Futures Market Makers

Futures market makers are professionals who provide liquidity in financial derivatives markets by adjusting their bids and offers. They also provide strategic trading by setting fair prices and compensating for their risk with spreads. Market makers have different motivations and techniques for getting the job done. Generally, they are paid based on the volume of business they can provide and the risk they are taking. This may be in the form of a fee or commission.


The CBOE has developed criteria to distinguish between market makers, casual traders, and professionals. These criteria are designed to prevent the granting of market maker status to unqualified individuals, and to ensure that the market maker designation is only bestowed to those who meet certain minimum requirements.

While these criteria are generally supported, some of them should be modified. In particular, the criteria are not intended to be too narrowly focused. Rather, the requirements are intended to ensure that members have access to the appropriate net capital requirements for security futures contracts. If there are any unduly stringent standards, they could prevent an active liquidity supplier from receiving market maker treatment.

A market maker’s bid-ask spread is a measure of his profit from his trade. For example, if he quotes a $5.50 buy price, he will be earning a spread of $5. As a result, he might only have one valid quote available in the system for the given contract month. He might decide to take a less expensive route, such as closing the market.

Some markets are very competitive, and the introduction of a market maker has improved the liquidity of those markets. These competitors improve transparency and reduce the bid-ask spreads. Additionally, a market maker provides more efficient access for other investors to purchase or sell products.

It is possible to be a futures market maker and make money, but that is not the main purpose of the role. Market makers are compensated for their work by receiving fee rebates for fulfilling their obligations. Also, a market maker’s inventory of stocks and other securities is not hedged. However, some firms do use hedging in order to minimize their risk.

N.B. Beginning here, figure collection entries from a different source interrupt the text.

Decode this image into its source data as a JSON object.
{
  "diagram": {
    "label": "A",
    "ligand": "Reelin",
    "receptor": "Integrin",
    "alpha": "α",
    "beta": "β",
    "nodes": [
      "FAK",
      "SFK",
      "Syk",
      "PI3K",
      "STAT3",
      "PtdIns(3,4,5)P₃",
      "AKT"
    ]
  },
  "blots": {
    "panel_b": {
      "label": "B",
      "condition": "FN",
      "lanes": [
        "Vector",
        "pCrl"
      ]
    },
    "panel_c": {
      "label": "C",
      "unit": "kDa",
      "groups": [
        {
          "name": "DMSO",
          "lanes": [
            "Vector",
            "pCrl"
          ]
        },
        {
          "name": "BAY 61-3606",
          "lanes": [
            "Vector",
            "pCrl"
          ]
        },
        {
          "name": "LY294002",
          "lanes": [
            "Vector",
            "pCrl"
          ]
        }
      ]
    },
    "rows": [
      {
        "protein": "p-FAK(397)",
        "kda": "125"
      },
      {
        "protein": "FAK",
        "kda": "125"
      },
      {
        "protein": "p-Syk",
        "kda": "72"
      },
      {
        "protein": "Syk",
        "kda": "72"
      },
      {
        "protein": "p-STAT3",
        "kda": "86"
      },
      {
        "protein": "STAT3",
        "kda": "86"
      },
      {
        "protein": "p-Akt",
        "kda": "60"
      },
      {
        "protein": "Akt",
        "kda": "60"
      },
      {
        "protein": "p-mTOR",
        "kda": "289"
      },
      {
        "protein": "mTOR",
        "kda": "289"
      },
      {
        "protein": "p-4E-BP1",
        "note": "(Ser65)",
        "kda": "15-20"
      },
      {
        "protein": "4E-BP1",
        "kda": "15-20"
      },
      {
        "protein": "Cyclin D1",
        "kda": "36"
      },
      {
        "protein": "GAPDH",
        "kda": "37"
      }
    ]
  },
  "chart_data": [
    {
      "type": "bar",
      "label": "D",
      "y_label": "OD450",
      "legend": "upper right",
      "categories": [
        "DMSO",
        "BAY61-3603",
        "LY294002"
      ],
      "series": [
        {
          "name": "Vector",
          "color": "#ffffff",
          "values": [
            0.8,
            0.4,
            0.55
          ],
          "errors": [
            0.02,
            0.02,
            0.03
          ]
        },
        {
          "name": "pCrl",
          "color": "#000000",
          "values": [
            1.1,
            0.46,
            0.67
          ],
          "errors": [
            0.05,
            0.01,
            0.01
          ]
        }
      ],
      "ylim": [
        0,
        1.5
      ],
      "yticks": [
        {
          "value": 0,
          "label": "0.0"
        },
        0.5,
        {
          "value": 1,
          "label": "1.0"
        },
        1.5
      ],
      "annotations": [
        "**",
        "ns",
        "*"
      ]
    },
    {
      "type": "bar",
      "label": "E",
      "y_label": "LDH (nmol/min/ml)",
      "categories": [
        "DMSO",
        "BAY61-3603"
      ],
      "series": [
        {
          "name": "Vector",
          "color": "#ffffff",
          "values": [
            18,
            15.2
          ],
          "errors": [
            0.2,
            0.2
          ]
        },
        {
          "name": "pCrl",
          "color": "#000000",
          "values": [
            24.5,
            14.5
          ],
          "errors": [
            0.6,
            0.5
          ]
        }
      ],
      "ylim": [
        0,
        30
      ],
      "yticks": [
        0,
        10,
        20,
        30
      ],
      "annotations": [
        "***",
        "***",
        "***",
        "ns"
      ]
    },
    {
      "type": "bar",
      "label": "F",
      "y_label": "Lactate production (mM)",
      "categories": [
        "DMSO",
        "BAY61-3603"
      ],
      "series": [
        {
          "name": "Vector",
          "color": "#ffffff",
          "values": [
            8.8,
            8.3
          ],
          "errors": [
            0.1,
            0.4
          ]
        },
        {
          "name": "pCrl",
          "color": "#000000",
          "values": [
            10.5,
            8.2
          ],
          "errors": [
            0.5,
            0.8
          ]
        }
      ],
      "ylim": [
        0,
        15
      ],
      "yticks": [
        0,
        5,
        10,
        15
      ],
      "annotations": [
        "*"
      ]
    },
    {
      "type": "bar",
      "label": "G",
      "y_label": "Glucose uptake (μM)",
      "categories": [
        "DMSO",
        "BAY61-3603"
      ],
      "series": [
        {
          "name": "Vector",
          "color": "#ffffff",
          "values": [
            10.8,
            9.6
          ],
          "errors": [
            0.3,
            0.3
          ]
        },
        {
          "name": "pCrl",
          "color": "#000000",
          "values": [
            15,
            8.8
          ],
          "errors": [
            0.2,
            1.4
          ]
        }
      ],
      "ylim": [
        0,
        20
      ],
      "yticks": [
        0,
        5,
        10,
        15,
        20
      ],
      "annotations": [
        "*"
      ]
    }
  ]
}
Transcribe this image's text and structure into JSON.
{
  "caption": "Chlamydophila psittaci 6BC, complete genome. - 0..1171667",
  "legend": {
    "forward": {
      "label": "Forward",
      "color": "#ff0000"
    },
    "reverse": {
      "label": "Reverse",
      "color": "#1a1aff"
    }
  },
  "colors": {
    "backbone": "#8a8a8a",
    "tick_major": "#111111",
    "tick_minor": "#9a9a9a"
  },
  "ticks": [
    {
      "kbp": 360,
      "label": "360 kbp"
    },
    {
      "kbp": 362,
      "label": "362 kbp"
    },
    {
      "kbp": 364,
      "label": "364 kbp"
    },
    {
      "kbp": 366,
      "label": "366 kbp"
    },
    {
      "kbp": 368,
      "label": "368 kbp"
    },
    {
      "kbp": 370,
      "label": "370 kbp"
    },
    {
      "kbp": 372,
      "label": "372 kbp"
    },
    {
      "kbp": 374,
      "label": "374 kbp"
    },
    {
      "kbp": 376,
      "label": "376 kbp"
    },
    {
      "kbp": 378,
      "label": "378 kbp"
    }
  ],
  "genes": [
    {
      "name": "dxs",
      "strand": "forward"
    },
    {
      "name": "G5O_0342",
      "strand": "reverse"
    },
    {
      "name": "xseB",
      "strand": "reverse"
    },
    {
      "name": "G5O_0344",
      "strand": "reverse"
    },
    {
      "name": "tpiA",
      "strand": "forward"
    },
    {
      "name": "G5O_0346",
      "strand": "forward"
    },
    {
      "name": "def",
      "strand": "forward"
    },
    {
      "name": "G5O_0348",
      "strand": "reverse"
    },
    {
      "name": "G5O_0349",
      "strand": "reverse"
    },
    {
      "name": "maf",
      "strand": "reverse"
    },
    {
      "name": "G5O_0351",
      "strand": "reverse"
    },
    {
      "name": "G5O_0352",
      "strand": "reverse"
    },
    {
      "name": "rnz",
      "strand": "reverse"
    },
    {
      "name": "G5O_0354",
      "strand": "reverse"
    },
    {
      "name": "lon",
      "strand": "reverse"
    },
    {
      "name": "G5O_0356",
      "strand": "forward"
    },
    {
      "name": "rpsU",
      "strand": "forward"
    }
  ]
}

To be an approved market maker, a person or entity must first qualify as a member of the exchange. Members who are eligible are then deemed as market makers, assuming they fulfill the basic quoting and other performance criteria. At that point, they are granted market maker status for all security futures contracts.

Closing thoughts

Market makers may receive a fee if they provide liquidity to a high-volume client. Market makers may also charge a fee for responding to a quote request. Traders who want to be quoted in a specific timeframe can request an associated person to begin a quote request.

Typically, they enter a quote into the exchange’s computer system, and the computer system then transmits the information to the market maker. During the next business day, the quote is updated and is entered into the order book. Traders who choose not to execute the quote are removed from the order book.